M04 Remote Side-Channel and Fault Attacks in FPGAs
The shared FPGA platform in the cloud is based on the concept that the FPGA real estate can be shared among various users, probably event at different privilege levels. Such multi-tenancy comes with new security challenges, in which one user, while being completely logically isolated from another, can cause security breaches to another user on the same FPGA. In addition, such a hardware security vulnerability does not require physical access to the hardware to perform measurements or fault attacks, hence it can be done completely remotely. The main objective of this tutorial, which consists of the three components of in-depth lecture, live demo and hands-on experience is to introduce the new challenges coming from sharing FPGAs in both cloud as well as state of the art heterogeneous Systems on Chip (SoCs). It will explore the remote active and passive attacks at the electrical level for multi-tenant FPGAs in the cloud and SoCs and discusses possible countermeasures to deal with such security vulnerabilities.
The first part of this tutorial is an in-depth lecture covering the new trends in design of heterogeneous FPGA-SoCs as well as sharing the FPGAs in the clouds and the associated security vulnerabilities. The lecture part is given by Mehdi Tahoori. In this part, the traditional side channel and fault attacks are reviewed. We also show how the power delivery network (PDN) on the chip, board and system level can be utilized as a side channel medium and how the legitimate programmable logic constructs of the FPGA can be exploited for side channel voltage fluctuation measurements as well as injecting faults on the PDN for fault attacks and denial of service. Also, various countermeasures in terms of offline bitstream checking and online approaches based on fencing and sandboxing will be covered.
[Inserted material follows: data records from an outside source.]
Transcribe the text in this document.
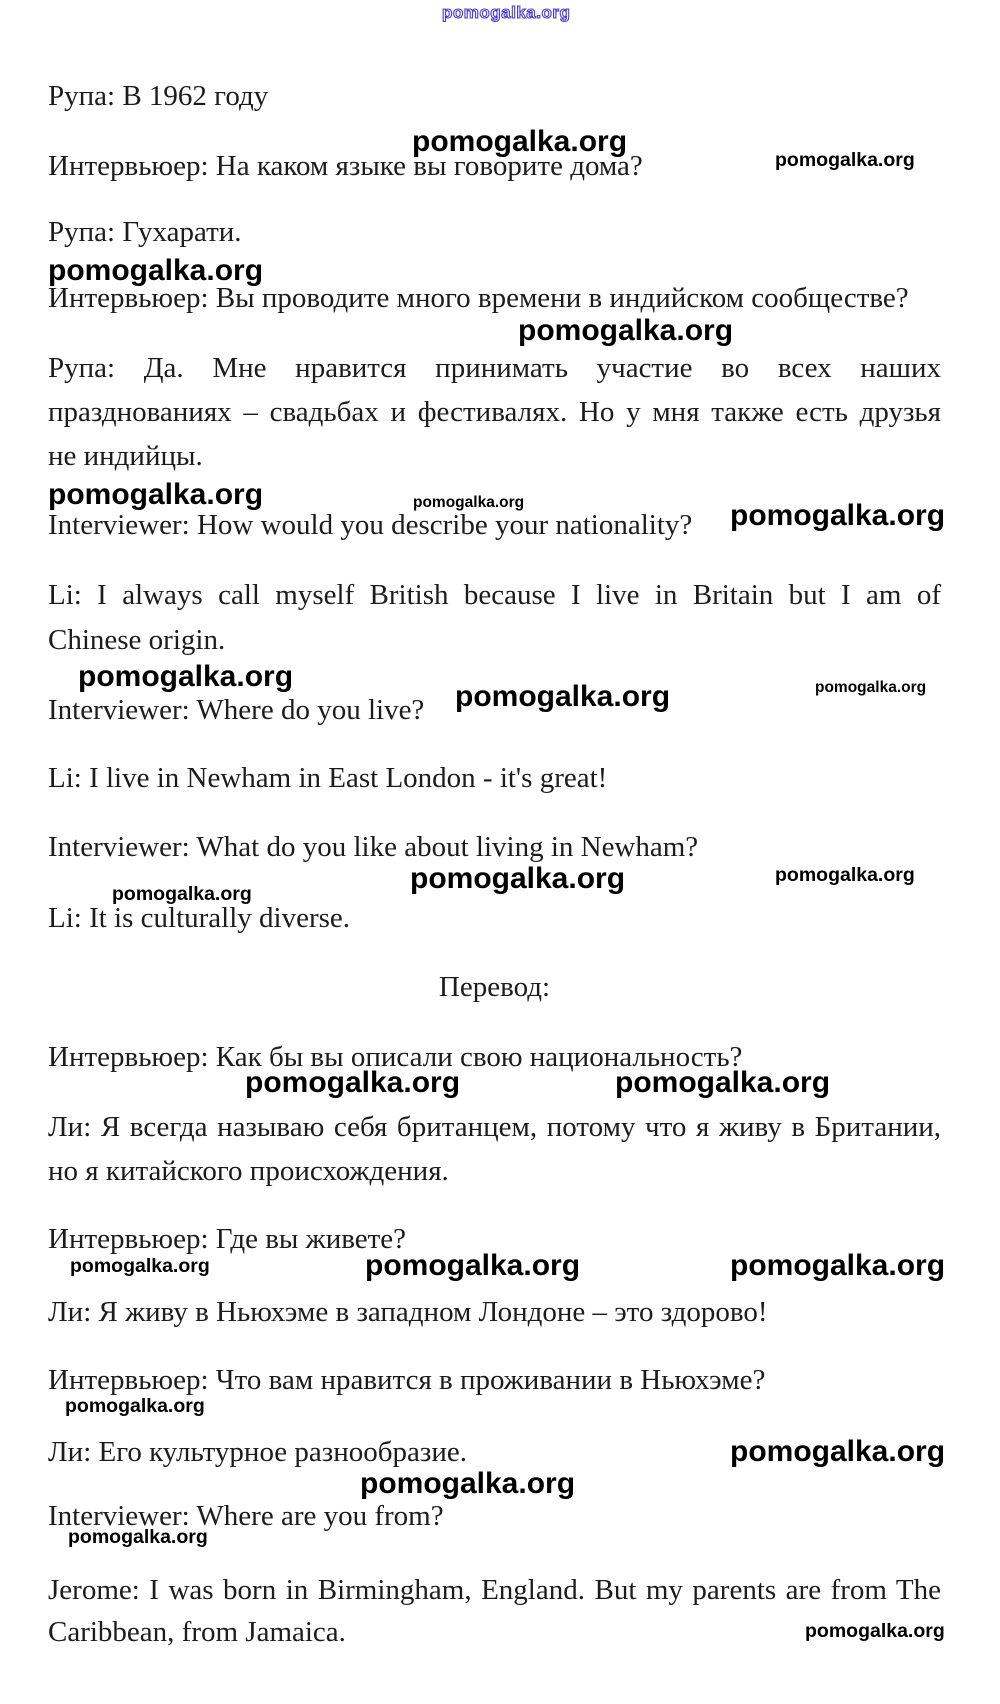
Рупа: В 1962 году
Интервьюер: На каком языке вы говорите дома?
Рупа: Гухарати.
Интервьюер: Вы проводите много времени в индийском сообществе?
Рупа: Да. Мне нравится принимать участие во всех наших
празднованиях – свадьбах и фестивалях. Но у мня также есть друзья
не индийцы.
Interviewer: How would you describe your nationality?
Li: I always call myself British because I live in Britain but I am of
Chinese origin.
Interviewer: Where do you live?
Li: I live in Newham in East London - it's great!
Interviewer: What do you like about living in Newham?
Li: It is culturally diverse.
Перевод:
Интервьюер: Как бы вы описали свою национальность?
Ли: Я всегда называю себя британцем, потому что я живу в Британии,
но я китайского происхождения.
Интервьюер: Где вы живете?
Ли: Я живу в Ньюхэме в западном Лондоне – это здорово!
Интервьюер: Что вам нравится в проживании в Ньюхэме?
Ли: Его культурное разнообразие.
Interviewer: Where are you from?
Jerome: I was born in Birmingham, England. But my parents are from The
Caribbean, from Jamaica.
pomogalka.org
pomogalka.org
pomogalka.org
pomogalka.org
pomogalka.org
pomogalka.org	pomogalka.org	pomogalka.org
pomogalka.org
pomogalka.org	pomogalka.org
pomogalka.org	pomogalka.org
pomogalka.org
pomogalka.org	pomogalka.org
pomogalka.org	pomogalka.org	pomogalka.org
pomogalka.org
pomogalka.org
pomogalka.org
pomogalka.org
pomogalka.org
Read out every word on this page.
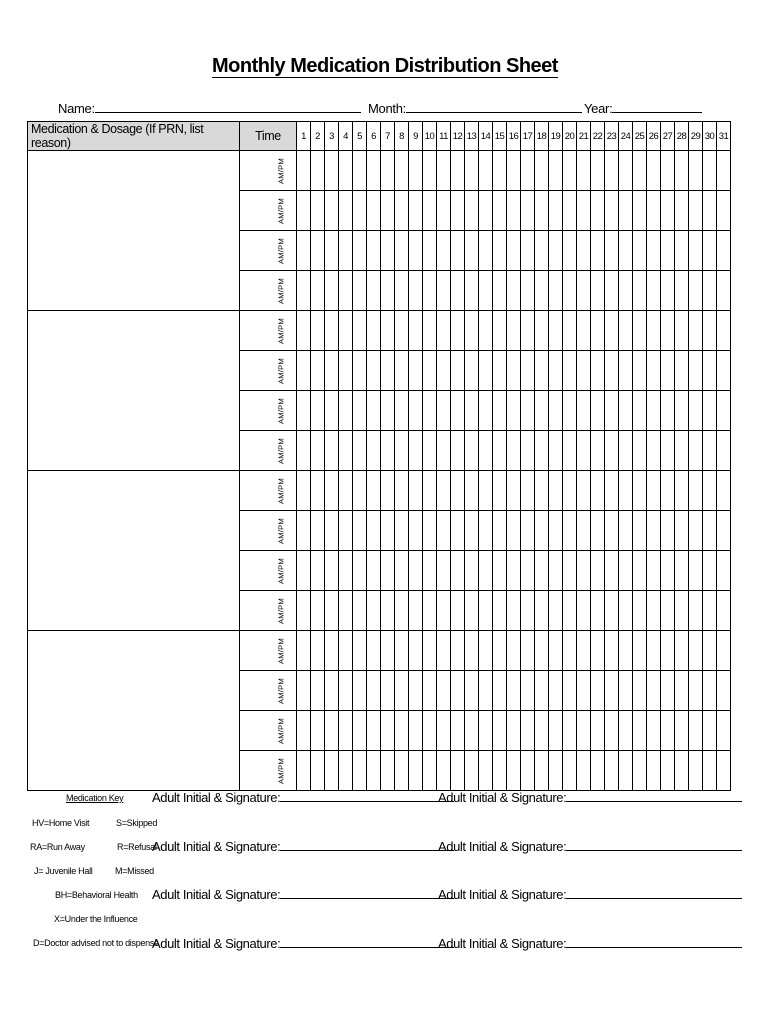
Monthly Medication Distribution Sheet
Name:	Month:	Year:
Medication & Dosage (If PRN, list reason)	Time	1	2	3	4	5	6	7	8	9	10	11	12	13	14	15	16	17	18	19	20	21	22	23	24	25	26	27	28	29	30	31

	AM/PM																															

	AM/PM																															

	AM/PM																															

	AM/PM																															

	AM/PM																															

	AM/PM																															

	AM/PM																															

	AM/PM																															

	AM/PM																															

	AM/PM																															

	AM/PM																															

	AM/PM																															

	AM/PM																															

	AM/PM																															

	AM/PM																															

	AM/PM																															

Medication Key
HV=Home Visit	S=Skipped
RA=Run Away	R=Refusal
J= Juvenile Hall	M=Missed
BH=Behavioral Health
X=Under the Influence
D=Doctor advised not to dispense
Adult Initial & Signature:	Adult Initial & Signature:
Adult Initial & Signature:	Adult Initial & Signature:
Adult Initial & Signature:	Adult Initial & Signature:
Adult Initial & Signature:	Adult Initial & Signature:
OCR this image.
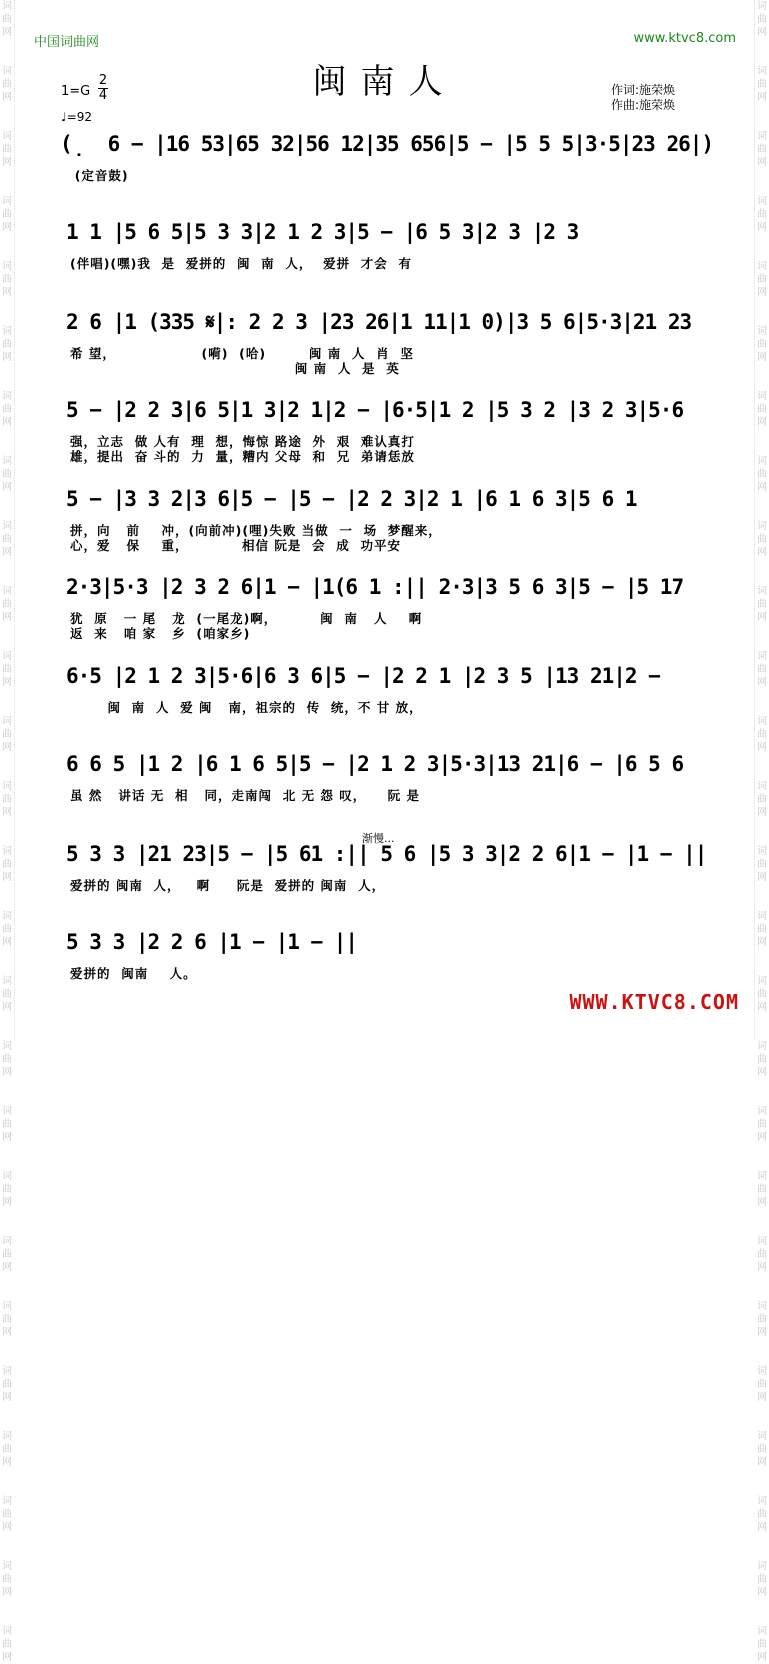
词
曲
网

词
曲
网

词
曲
网

词
曲
网

词
曲
网

词
曲
网

词
曲
网

词
曲
网

词
曲
网

词
曲
网

词
曲
网

词
曲
网

词
曲
网

词
曲
网

词
曲
网

词
曲
网

词
曲
网

词
曲
网

词
曲
网

词
曲
网

词
曲
网

词
曲
网

词
曲
网

词
曲
网

词
曲
网

词
曲
网

词
曲
网

词
曲
网

词
曲
网

词
曲
网

词
曲
网

词
曲
网

词
曲
网

词
曲
网

词
曲
网

词
曲
网

词
曲
网

词
曲
网

词
曲
网

词
曲
网

词
曲
网

词
曲
网

词
曲
网

词
曲
网

词
曲
网

词
曲
网

词
曲
网

词
曲
网

词
曲
网

词
曲
网

词
曲
网

词
曲
网

中国词曲网	www.ktvc8.com
闽南人
1=G
2
4
♩=92
作词:施荣焕
作曲:施荣焕
(̣  6 − |16 53|65 32|56 12|35 656|5 − |5 5 5|3·5|23 26|)
(定音鼓)
1 1 |5 6 5|5 3 3|2 1 2 3|5 − |6 5 3|2 3 |2 3
(伴唱)(嘿)我  是  爱拼的  闽  南  人，  爱拼  才会  有
2 6 |1 (335 𝄋|: 2 2 3 |23 26|1 11|1 0)|3 5 6|5·3|21 23
希 望，                (嗬)  (哈)        闽 南  人  肖  坚
闽 南  人  是  英
5 − |2 2 3|6 5|1 3|2 1|2 − |6·5|1 2 |5 3 2 |3 2 3|5·6
强，立志  做 人有  理  想，悔惊 路途  外  艰  难认真打
雄，提出  奋 斗的  力  量，糟内 父母  和  兄  弟请恁放
5 − |3 3 2|3 6|5 − |5 − |2 2 3|2 1 |6 1 6 3|5 6 1
拼，向   前    冲，(向前冲)(哩)失败 当做  一  场  梦醒来，
心，爱   保    重，          相信 阮是  会  成  功平安
2·3|5·3 |2 3 2 6|1 − |1(6 1 :|| 2·3|3 5 6 3|5 − |5 17
犹  原   一 尾   龙  (一尾龙)啊，        闽  南   人    啊
返  来   咱 家   乡  (咱家乡)
6·5 |2 1 2 3|5·6|6 3 6|5 − |2 2 1 |2 3 5 |13 21|2 −
闽  南  人  爱 闽   南，祖宗的  传  统，不 甘 放，
6 6 5 |1 2 |6 1 6 5|5 − |2 1 2 3|5·3|13 21|6 − |6 5 6
虽 然   讲话 无  相   同，走南闯  北 无 怨 叹，    阮 是
5 3 3 |21 23|5 − |5 61 :|| 5 6 |5 3 3|2 2 6|1 − |1 − ||
爱拼的 闽南  人，   啊     阮是  爱拼的 闽南  人，
5 3 3 |2 2 6 |1 − |1 − ||
爱拼的  闽南    人。
渐慢...
WWW.KTVC8.COM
In the second part of the tutorial, we present attacks live on recent cloud FPGAs, such as the Intel Stratix 10 and the Xilinx Virtex Ultrascale+. The respective attacks, which are Correlation Power Analysis as well as a Differential Fault Attack on the AES will be explained in details to the attendees, who will be able to learn how to derive secret AES keys from faulty ciphertexts and side-channel measurements in a real system. Moreover, we demonstrate how recent FPGAs can be crashed in a Denial-of-Service attack, making recovery without power cycling impossible. This part is administrated by Dennis Gnad and Jonas Krautter.
Finally, the third part is a hands-on experience using low cost Lattice iCE40-HX8K breakout boards together with a comprehensive graphical interface, which can be used to control various parameters of the measurement or fault injection process on the FPGA. On this platform, participants of the tutorial are able to perform the demonstrated attacks themselves and learn about the importance of the respective parameters as well as the details of the attacked implementation.